Kebijakan baru yang santer terdengar ini rupanya banyak menuai protes keras masyarakat. Bagaimana tidak, regulasi anyar ini dinilai oleh sebagian kalangan sebagai bentuk ketidakadilan dikancah pendidikan tinggi. Jika kebijakan baru ini benar-benar terealisasi akan banyak gelombang aksi yang menolak keras kebijakan ini seantero nusantara.
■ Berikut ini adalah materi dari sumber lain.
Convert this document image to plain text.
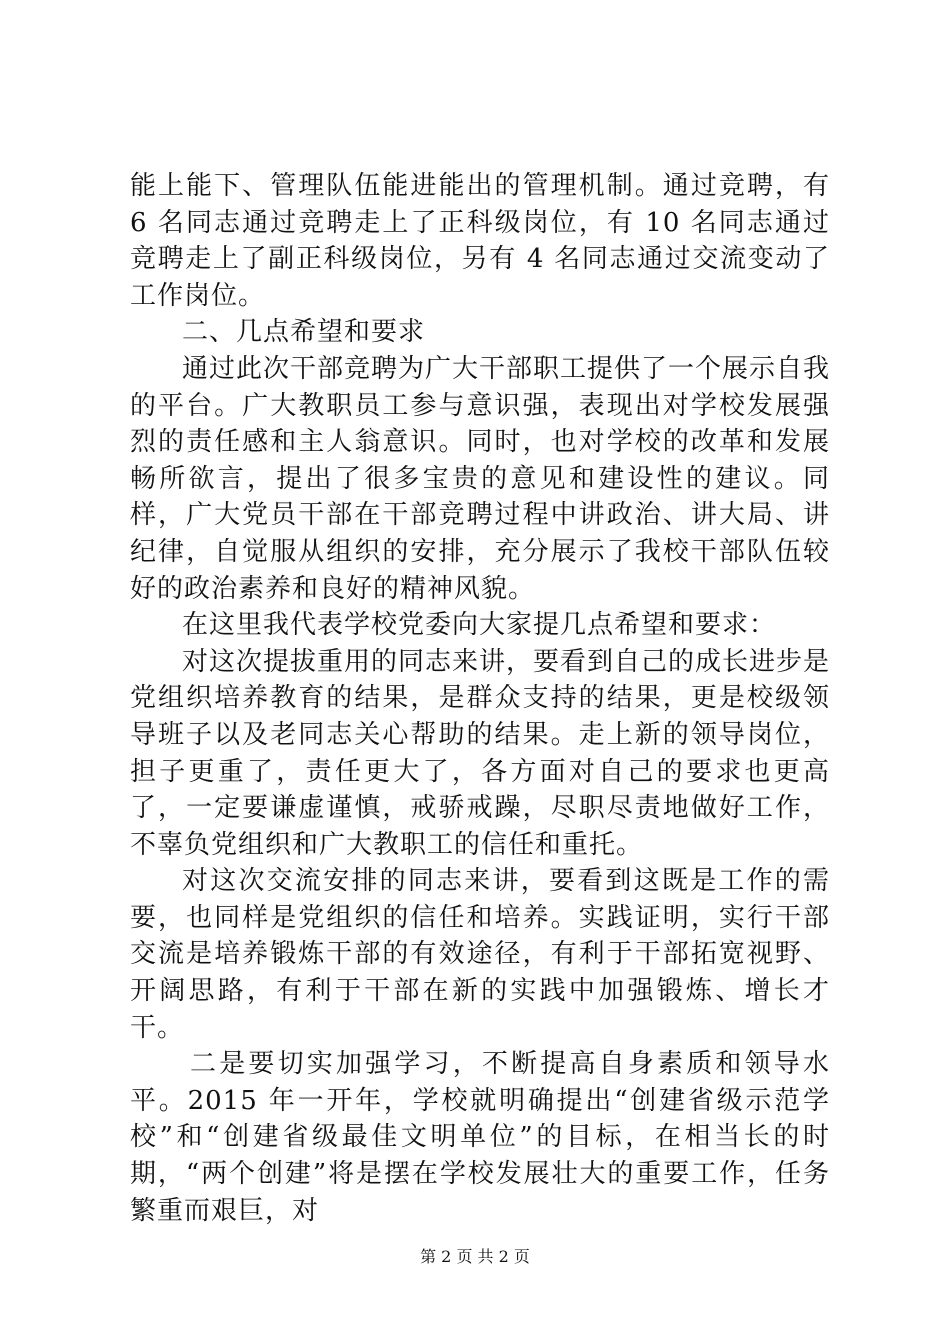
能上能下、管理队伍能进能出的管理机制。通过竞聘，有 6 名同志通过竞聘走上了正科级岗位，有 10 名同志通过竞聘走上了副正科级岗位，另有 4 名同志通过交流变动了工作岗位。

二、几点希望和要求

通过此次干部竞聘为广大干部职工提供了一个展示自我的平台。广大教职员工参与意识强，表现出对学校发展强烈的责任感和主人翁意识。同时，也对学校的改革和发展畅所欲言，提出了很多宝贵的意见和建设性的建议。同样，广大党员干部在干部竞聘过程中讲政治、讲大局、讲纪律，自觉服从组织的安排，充分展示了我校干部队伍较好的政治素养和良好的精神风貌。

在这里我代表学校党委向大家提几点希望和要求：

对这次提拔重用的同志来讲，要看到自己的成长进步是党组织培养教育的结果，是群众支持的结果，更是校级领导班子以及老同志关心帮助的结果。走上新的领导岗位，担子更重了，责任更大了，各方面对自己的要求也更高了，一定要谦虚谨慎，戒骄戒躁，尽职尽责地做好工作，不辜负党组织和广大教职工的信任和重托。

对这次交流安排的同志来讲，要看到这既是工作的需要，也同样是党组织的信任和培养。实践证明，实行干部交流是培养锻炼干部的有效途径，有利于干部拓宽视野、开阔思路，有利于干部在新的实践中加强锻炼、增长才干。

二是要切实加强学习，不断提高自身素质和领导水平。2015 年一开年，学校就明确提出“创建省级示范学校”和“创建省级最佳文明单位”的目标，在相当长的时期，“两个创建”将是摆在学校发展壮大的重要工作，任务繁重而艰巨，对

第 2 页 共 2 页
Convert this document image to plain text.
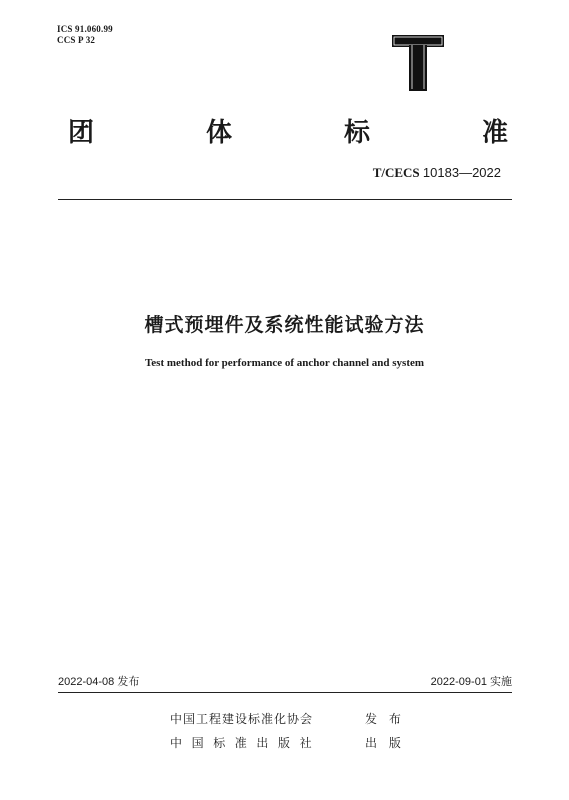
ICS 91.060.99
CCS P 32
T
团	体	标	准
T/CECS 10183—2022
槽式预埋件及系统性能试验方法
Test method for performance of anchor channel and system
2022-04-08 发布	2022-09-01 实施
中国工程建设标准化协会	发 布
中国标准出版社	出 版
Perubahan formasi pada SNMPTN 2013 yang nantinya akan menyerap mahasiswa baru melalui jalur undangan saja dan dibebaskan biaya, sekilas memang mempermudah langkah para lulusan SMA dan sederajat untuk melanjutkan studinya ke perguruan tinggi negeri. Namun, saya mewakili sebagian besar masyarakat, pelajar dan pemerhati pendidikan menolak keras kebijakan baru ini, karena saya menilai masih banyak hal kasar yang belum diperhatikan dan terurusi dengan becus.
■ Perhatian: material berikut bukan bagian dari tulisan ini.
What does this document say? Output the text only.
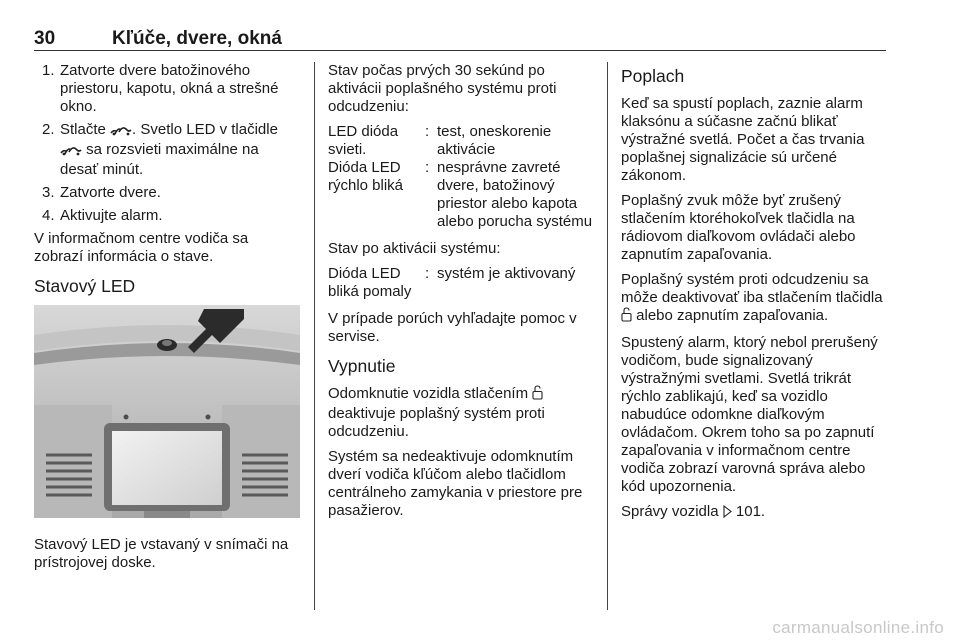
30	Kľúče, dvere, okná
1. Zatvorte dvere batožinového priestoru, kapotu, okná a strešné okno.
2. Stlačte . Svetlo LED v tlačidle  sa rozsvieti maximálne na desať minút.
3. Zatvorte dvere.
4. Aktivujte alarm.

V informačnom centre vodiča sa zobrazí informácia o stave.

Stavový LED

Stavový LED je vstavaný v snímači na prístrojovej doske.

Stav počas prvých 30 sekúnd po aktivácii poplašného systému proti odcudzeniu:

LED dióda svieti.	:	test, oneskorenie aktivácie
Dióda LED rýchlo bliká	:	nesprávne zavreté dvere, batožinový priestor alebo kapota alebo porucha systému

Stav po aktivácii systému:

Dióda LED bliká pomaly	:	systém je aktivovaný

V prípade porúch vyhľadajte pomoc v servise.

Vypnutie

Odomknutie vozidla stlačením  deaktivuje poplašný systém proti odcudzeniu.

Systém sa nedeaktivuje odomknutím dverí vodiča kľúčom alebo tlačidlom centrálneho zamykania v priestore pre pasažierov.

Poplach

Keď sa spustí poplach, zaznie alarm klaksónu a súčasne začnú blikať výstražné svetlá. Počet a čas trvania poplašnej signalizácie sú určené zákonom.

Poplašný zvuk môže byť zrušený stlačením ktoréhokoľvek tlačidla na rádiovom diaľkovom ovládači alebo zapnutím zapaľovania.

Poplašný systém proti odcudzeniu sa môže deaktivovať iba stlačením tlačidla  alebo zapnutím zapaľovania.

Spustený alarm, ktorý nebol prerušený vodičom, bude signalizovaný výstražnými svetlami. Svetlá trikrát rýchlo zablikajú, keď sa vozidlo nabudúce odomkne diaľkovým ovládačom. Okrem toho sa po zapnutí zapaľovania v informačnom centre vodiča zobrazí varovná správa alebo kód upozornenia.

Správy vozidla  101.

carmanualsonline.info
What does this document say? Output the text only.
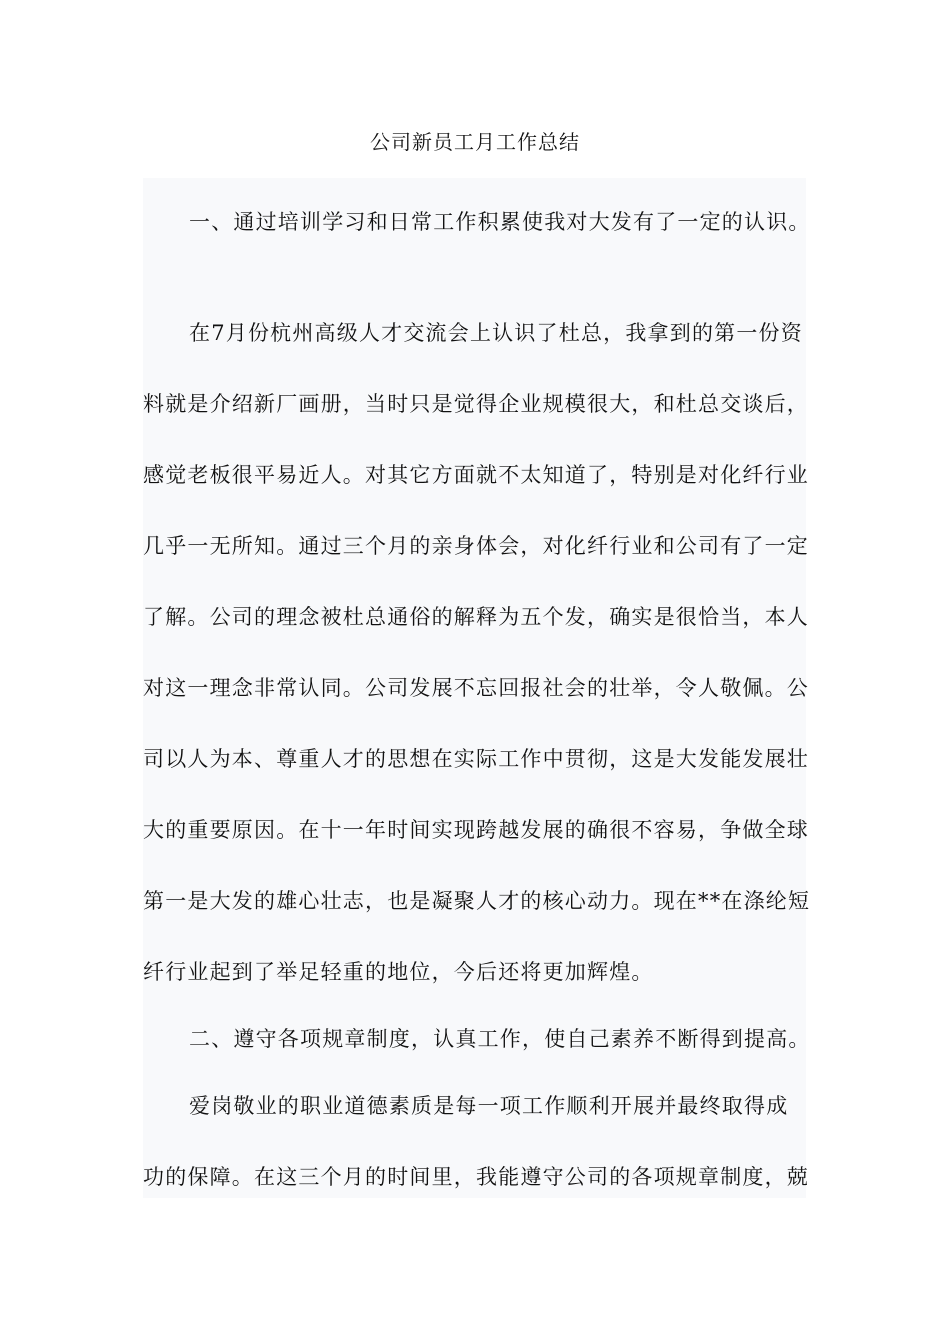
公司新员工月工作总结

一、通过培训学习和日常工作积累使我对大发有了一定的认识。

在7月份杭州高级人才交流会上认识了杜总，我拿到的第一份资

料就是介绍新厂画册，当时只是觉得企业规模很大，和杜总交谈后，

感觉老板很平易近人。对其它方面就不太知道了，特别是对化纤行业

几乎一无所知。通过三个月的亲身体会，对化纤行业和公司有了一定

了解。公司的理念被杜总通俗的解释为五个发，确实是很恰当，本人

对这一理念非常认同。公司发展不忘回报社会的壮举，令人敬佩。公

司以人为本、尊重人才的思想在实际工作中贯彻，这是大发能发展壮

大的重要原因。在十一年时间实现跨越发展的确很不容易，争做全球

第一是大发的雄心壮志，也是凝聚人才的核心动力。现在**在涤纶短

纤行业起到了举足轻重的地位，今后还将更加辉煌。

二、遵守各项规章制度，认真工作，使自己素养不断得到提高。

爱岗敬业的职业道德素质是每一项工作顺利开展并最终取得成

功的保障。在这三个月的时间里，我能遵守公司的各项规章制度，兢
Sistem baru ini tentu akan meningkatkan jumlah lulusan Sekolah Menengah Atas ( SMA dan sederajat ) yang akan diterima di Perguruan Tinggi Negeri ( PTN ), tapi jelas akan menurunkan kualitas lulusan yang diterima di PTN. Ini bisa dipahami dengan seksama, mengingat SNMPTN 2013 yang hanya mengandalkan nilai raport semester 3, 4 dan 5 serta dengan adanya integrasi dengan nilai Ujian Nasional ( UN ). Dalam banyak kasus sejak UN digulirkan, hingga kini pemerintah belum becus menata ulang penyelenggaraan UN yang penuh dengan kecurangan. Jika benar, SNMPTN 2013 akan diintegrasikan dengan nilai UN, sama saja pemerintah membuka lebar praktik kecurangan UN dibanyak lini. Simak video berikut http://youtu.be/3AbsJJA3EFE.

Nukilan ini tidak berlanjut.